Это послужило прелюдией к другому требованию, также оскорбительному для королевы. Хотя в действительности строй английской церкви основывался на узаконениях парламента, но теоретически Елизавета, подобно прочим Тюдорам, считала свое церковное главенство чисто личной властью, так что ни парламент, ни даже Совет не имели права вмешиваться в его применение. Но удаление от власти католического дворянства посредством «Тест акта» и рост пуританства среди землевладельцев придавали общинам и Совету все более протестантский оттенок, и они легко могли вспомнить, что верховенство, столь ревностно охраняемое от вмешательства парламента, было передано короне парламентским статутом. Здесь, впрочем, королева как религиозная представительница обеих партий, на которые распались ее подданные, стояла на более твердой почве, чем общины, представлявшие только одну из них; и она смело воспользовалась своим преимуществом. Предложенные более строгими протестантами в 1571 году билли о реформе богослужения были по ее требованию представлены ей и уничтожены. Уэнтуорс, самый смелый из ораторов партии, был, как мы уже знаем, заключен в Тауэр. На одном из позднейших заседаний парламента спикеру было запрещено принимать билли «о преобразовании церкви и государства». Но, несмотря на эти препятствия, общины продолжали стремиться к реформе, и в каждый парламент вносились церковные билли, хотя их отменяла корона или отвергали лорды.

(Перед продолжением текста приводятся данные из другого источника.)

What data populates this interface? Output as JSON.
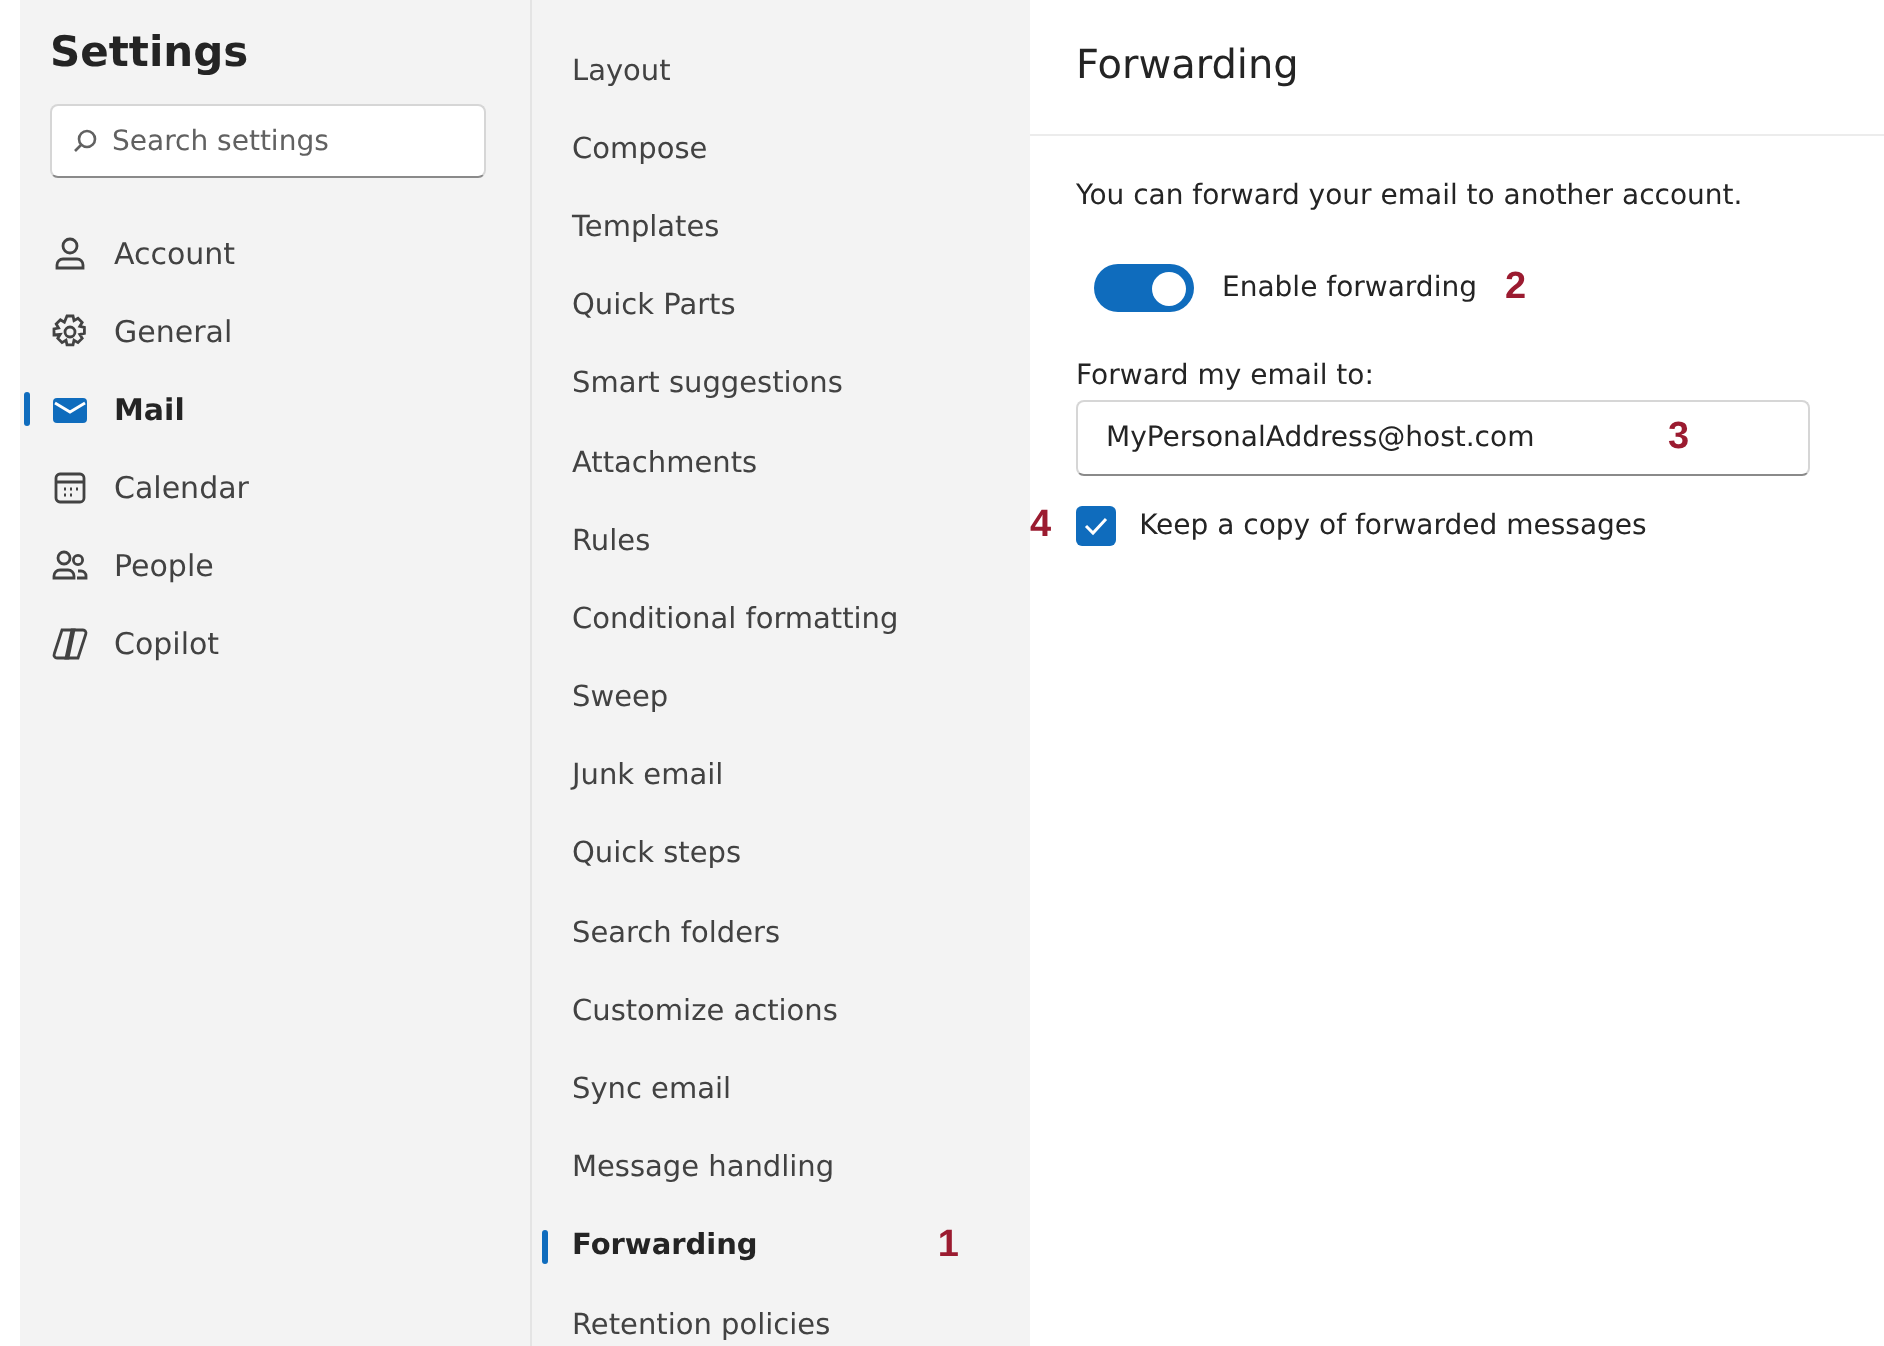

Больший успех имели нападки общин на власть королевы в вопросах торговли. Сначала жалобы на торговые привилегии и монополии, стеснявшие внутреннюю и внешнюю торговлю, были оставлены королевой без внимания, так как затрагивали вопросы, не касавшиеся общин и превосходившие их способность понимать. Когда почти 20 лет спустя вопрос был поднят снова, сэра Эдуарда Годи сильно порицала «важная особа» за его жалобу на незаконные вымогательства казначейства.

Но, несмотря на это, предложенный им билль был передан лордам, а в конце царствования Елизаветы буря народного негодования, вызванная усилением зла, побудила общины к решительной борьбе. Напрасно министры противились биллю об отмене монополий; после горячих четырехдневных прений тактичность заставила Елизавету уступить. Она поступила со своей обычной ловкостью: объявила, что не знала прежде о существовании зла, поблагодарила палату за ее вмешательство и одним росчерком пера отменила все дарованные ею монополии (1601 г.).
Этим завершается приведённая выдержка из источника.